Я показал ему широкое плоское лезвие с надписью «Blut und Ehre». Ганс захлопал в ладоши и протянул к нему руку.
— Посмотри, что здесь написано. «Кровь и честь». Когда-нибудь он станет твоим.
— Кровь? — сказал Адольф, скорчив брезгливую гримасу. Он только что закончил инспекцию, и мы сидели в саду. — Мои руки не запятнаны кровью.
— А наш любимый фюрер знает об этом? — спросил Дитер. — Я думал, он назначил вас на столь высокий пост за проявленное вами рвение…
— Я не убил ни одного еврея, — возразил Адольф.
Мы все посмотрели на него. Марта тревожно покосилась на детей, но они были заняты игрой и ничего не слышали. Ильзе бросала в Ганса охапки желтых листьев. Он смеялся, барахтаясь в ворохе палой листвы. Ильзе улыбнулась и схватила новую охапку.
— Я вообще никого не убивал, — добавил Адольф. Он протянул руку к бокалу, но по неосторожности уронил его, и вино пролилось на скатерть. — Я никогда никого не убивал.
— Я подниму, — сказала Марта.
Адольф держал бутылку за горлышко, пока Марта промокала пятно салфеткой.
— Я не отдавал распоряжения убивать евреев, — сказал он.
Дитер расхохотался, и Адольф строго посмотрел на него.
— Равно как и неевреев.
— Разумеется, — согласился Дитер. — Никто из нас не отдавал подобных распоряжений.
— В вашем тоне звучит издевка.
— Ну что вы! — поспешила вмешаться Марта. — Вы же знаете Дитера.
Она приняла из рук Адольфа бутылку и наполнила его бокал, выразительно посмотрев на меня. Но я сделал вид, что не заметил ее взгляда.
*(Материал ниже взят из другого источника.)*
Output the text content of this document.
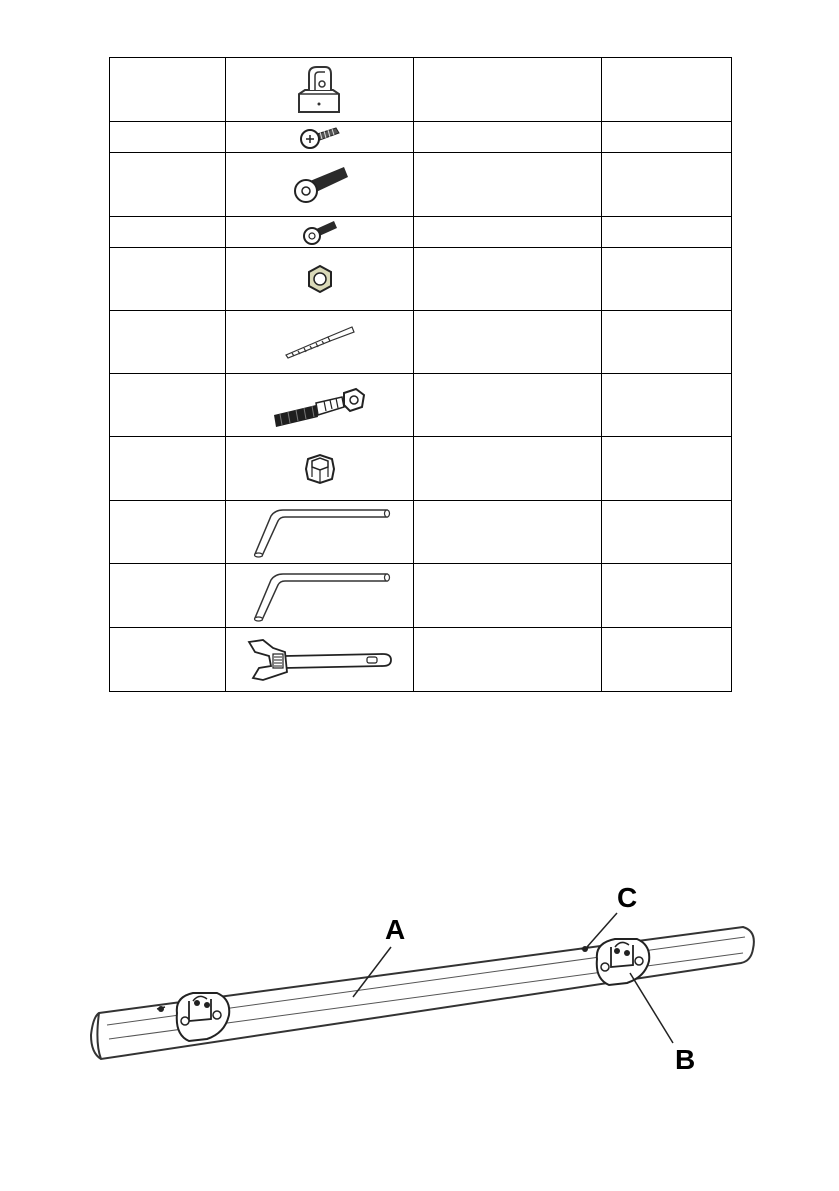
A
B
C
— Пожалуйста, не нужно говорить об этом в присутствии детей, — сказала она.
Дитер откинулся на спинку стула и посмотрел на детей.
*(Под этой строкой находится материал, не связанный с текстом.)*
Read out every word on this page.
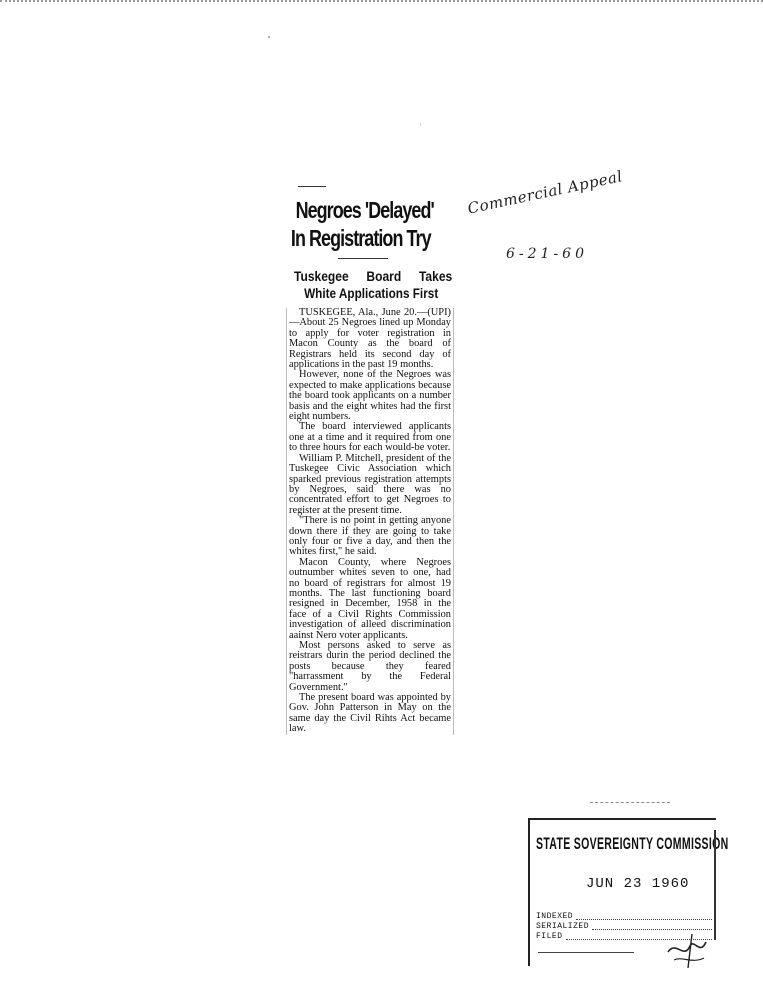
Negroes 'Delayed'
In Registration Try
Tuskegee Board Takes
White Applications First

TUSKEGEE, Ala., June 20.—(UPI)—About 25 Negroes lined up Monday to apply for voter registration in Macon County as the board of Registrars held its second day of applications in the past 19 months.

However, none of the Negroes was expected to make applications because the board took applicants on a number basis and the eight whites had the first eight numbers.

The board interviewed applicants one at a time and it required from one to three hours for each would-be voter.

William P. Mitchell, president of the Tuskegee Civic Association which sparked previous registration attempts by Negroes, said there was no concentrated effort to get Negroes to register at the present time.

"There is no point in getting anyone down there if they are going to take only four or five a day, and then the whites first," he said.

Macon County, where Negroes outnumber whites seven to one, had no board of registrars for almost 19 months. The last functioning board resigned in December, 1958 in the face of a Civil Rights Commission investigation of alleed discrimination aainst Nero voter applicants.

Most persons asked to serve as reistrars durin the period declined the posts because they feared "harrassment by the Federal Government."

The present board was appointed by Gov. John Patterson in May on the same day the Civil Rihts Act became law.

Commercial Appeal
6-21-60
STATE SOVEREIGNTY COMMISSION
JUN 23 1960
INDEXED
SERIALIZED
FILED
— Они не услышат ничего такого, — сказал он, — чего бы уже не знали.
— Неужели вы когда-нибудь убивали евреев, фон Вальтер?
— Нет.
— Неужели вы вообще кого-нибудь убивали?
— Нет.
Дитер рассмеялся и подлил себе вина. Марта собрала грязные тарелки и приборы. Ильзе попыталась взять Ганса на руки, и они оба, смеясь, повалились на кучу листьев. Ганс брыкался и хохотал. Ильзе снова принялась забрасывать его листьями, и он завизжал от восторга.
— Разве вы отдавали кому-либо приказ убивать?
— Нет, — ответил я. — Никогда.
Я не был убийцей. Я ведь не убил девушку. Напротив, я спас ей жизнь. При том, что она была еврейкой. У меня и в мыслях не было ее застрелить. Я расстегнул кобуру и положил пистолет под комод. Девушка стояла не двигаясь, словно серая тень на фоне белых занавесок спальни. Я расстегнул пуговицы мундира. Озябшие пальцы не повиновались мне. Часы на комоде громко тикали. Несколько дней крематорий не работал, и ветерок, колышащий занавески, не приносил с собой запаха дыма. Мои сапоги с глухим стуком упали на пол. Звякнула пряжка ремня. Девушка по-прежнему стояла и молча смотрела на меня. Я начал что-то говорить, но сразу же осекся. Я всегда забывал, что она не знает моего языка. Я показал рукой на кровать, но девушка не двинулась с места. Мне было холодно. Я юркнул под одеяло и потянул ее к себе. Увы, никакого ответного импульса. Тогда я потянул ее сильнее.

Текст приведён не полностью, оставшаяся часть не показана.